April 19, 2018, by John Kemp
LONDON, April 19 (Reuters) – Energy market professionals estimate there is a 40 percent chance of the U.S. economy entering recession before the end of next year, rising to a little over 50 percent before the end of 2020.
The results are based on a survey sent by Reuters to 7,000 energy market professionals between April 13 and April 17, with responses received from 700 (tmsnrt.rs/2Hdyw4e).
There is a wide dispersion of views, and most see only a low risk of recession in 2018, but the assessed probability increases significantly in 2019 and especially 2020.
The state of the global economy is one of the most important drivers for oil consumption and prices, so the economic outlook is crucial to the calculations of OPEC and other oil suppliers.
The United States now accounts for less than one-fifth of global economic activity, but the rest of the world is unlikely to grow strongly if the United States is in recession, so it makes a useful proxy for global growth.
Predicting turning points in the economic and trade cycles is notoriously difficult, but the current global expansion shows increasing signs of maturity and escalating trade tensions create clear downside risks.
OPEC and its allies, as well as other oil producers, need to incorporate the increasing probability of a U.S. recession and global slowdown when projecting oil consumption and prices in 2019 and 2020.
The current U.S. economic expansion started in July 2009 and is already 106 months old, according to the Business Cycle Dating Committee of the National Bureau of Economic Research (tmsnrt.rs/2JapXYP).
The current expansion will become the second-longest on record next month, surpassing the long boom of the 1960s.
If the economy is still expanding in July 2019, it will become the longest on record, passing the long boom of the 1990s.
The U.S. expansion is part of a synchronised global upturn in industrial activity and trade that is lifting consumption of oil and other commodities.
The global economy continues to display broad-based momentum and is predicted to remain healthy in 2018 and 2019, according to the International Monetary Fund.
World output increased by 3.8 percent in 2017 and is forecast to rise by 3.9 percent in both 2018 and 2019 (“Global economy: good news for now but trade tensions a threat”, IMF, April 17).
Global trade volumes increased last year at the fastest rate since 2011, when the global economy was still rebounding from the financial crisis, according to the World Trade Organisation.
The WTO forecasts trade will grow nearly as fast in 2018 and 2019, which would be the best run of growth since before the financial crisis (“Strong growth in 2008 rests on policy choices”, WTO, April 12).

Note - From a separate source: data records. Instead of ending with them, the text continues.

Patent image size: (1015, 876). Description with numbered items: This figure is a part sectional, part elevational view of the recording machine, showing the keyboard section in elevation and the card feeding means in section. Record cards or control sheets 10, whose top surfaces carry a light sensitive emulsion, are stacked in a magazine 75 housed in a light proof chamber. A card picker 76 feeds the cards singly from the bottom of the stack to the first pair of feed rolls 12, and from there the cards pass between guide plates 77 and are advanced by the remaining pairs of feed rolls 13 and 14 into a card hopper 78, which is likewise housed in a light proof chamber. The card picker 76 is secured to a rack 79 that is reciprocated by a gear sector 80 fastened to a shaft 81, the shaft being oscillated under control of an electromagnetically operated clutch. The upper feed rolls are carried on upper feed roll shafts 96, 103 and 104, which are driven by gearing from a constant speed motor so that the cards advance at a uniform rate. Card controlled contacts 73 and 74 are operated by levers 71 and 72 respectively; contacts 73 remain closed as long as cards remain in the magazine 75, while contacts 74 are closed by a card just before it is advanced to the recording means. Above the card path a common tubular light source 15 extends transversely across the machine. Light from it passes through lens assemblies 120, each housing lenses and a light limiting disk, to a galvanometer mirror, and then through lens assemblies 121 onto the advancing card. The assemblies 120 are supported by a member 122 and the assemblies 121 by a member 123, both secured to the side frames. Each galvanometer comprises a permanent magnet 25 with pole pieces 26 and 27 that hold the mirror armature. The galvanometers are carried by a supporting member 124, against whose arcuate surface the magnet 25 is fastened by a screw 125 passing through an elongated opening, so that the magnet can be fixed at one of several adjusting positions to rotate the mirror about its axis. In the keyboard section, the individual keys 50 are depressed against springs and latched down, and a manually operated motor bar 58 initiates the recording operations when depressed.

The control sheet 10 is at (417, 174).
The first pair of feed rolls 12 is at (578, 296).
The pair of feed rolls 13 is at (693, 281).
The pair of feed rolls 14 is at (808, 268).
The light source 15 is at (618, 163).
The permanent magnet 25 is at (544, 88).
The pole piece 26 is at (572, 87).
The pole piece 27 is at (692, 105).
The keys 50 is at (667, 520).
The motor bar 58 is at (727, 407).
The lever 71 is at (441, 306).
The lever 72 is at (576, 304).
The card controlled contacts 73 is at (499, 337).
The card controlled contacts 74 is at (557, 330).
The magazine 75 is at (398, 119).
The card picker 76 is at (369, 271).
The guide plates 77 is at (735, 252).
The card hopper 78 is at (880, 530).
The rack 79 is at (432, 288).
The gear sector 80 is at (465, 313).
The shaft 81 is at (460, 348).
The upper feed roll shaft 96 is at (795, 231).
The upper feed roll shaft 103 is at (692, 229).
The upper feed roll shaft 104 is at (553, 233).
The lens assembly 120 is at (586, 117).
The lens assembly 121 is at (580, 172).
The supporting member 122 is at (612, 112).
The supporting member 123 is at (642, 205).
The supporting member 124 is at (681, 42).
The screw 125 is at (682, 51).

The current cyclical expansion has considerable momentum in the short term, which should ensure that it continues in the short term, but there is increased anxiety about whether it will be sustained in 2019 and 2020.
Both the WTO and the IMF have warned about potential downside risks arising from increasing trade tensions between the United States and China.
The recent exchange of tariff threats between Washington and Beijing contains a substantial element of bluffing so it is hard to estimate the risks that the threats will turn into an actual trade war.
But even if the tariffs are never imposed, the increased uncertainty could have a damaging impact on business confidence and investment plans.
Survey respondents were evenly divided about whether the trade tensions would have a damaging impact on global growth.
Some 48 percent thought trade tensions would harm growth between 2018 and 2020, which also implies 52 percent thought they would not or were unsure.
Respondents from North America were slightly less concerned than those in other regions, about the effect of trade threats, with only 45 percent thinking they would prove harmful.
In contrast, respondents from other regions put the probability of trade tensions damaging global growth marginally higher at 53 percent.
U.S. respondents may be more sanguine about the use of tariff threats as a negotiating tactic and/or that tariffs would benefit the domestic economy.
Respondents from the rest of the world are slightly more worried, perhaps more concerned about the risk of miscalculation and the damage to confidence.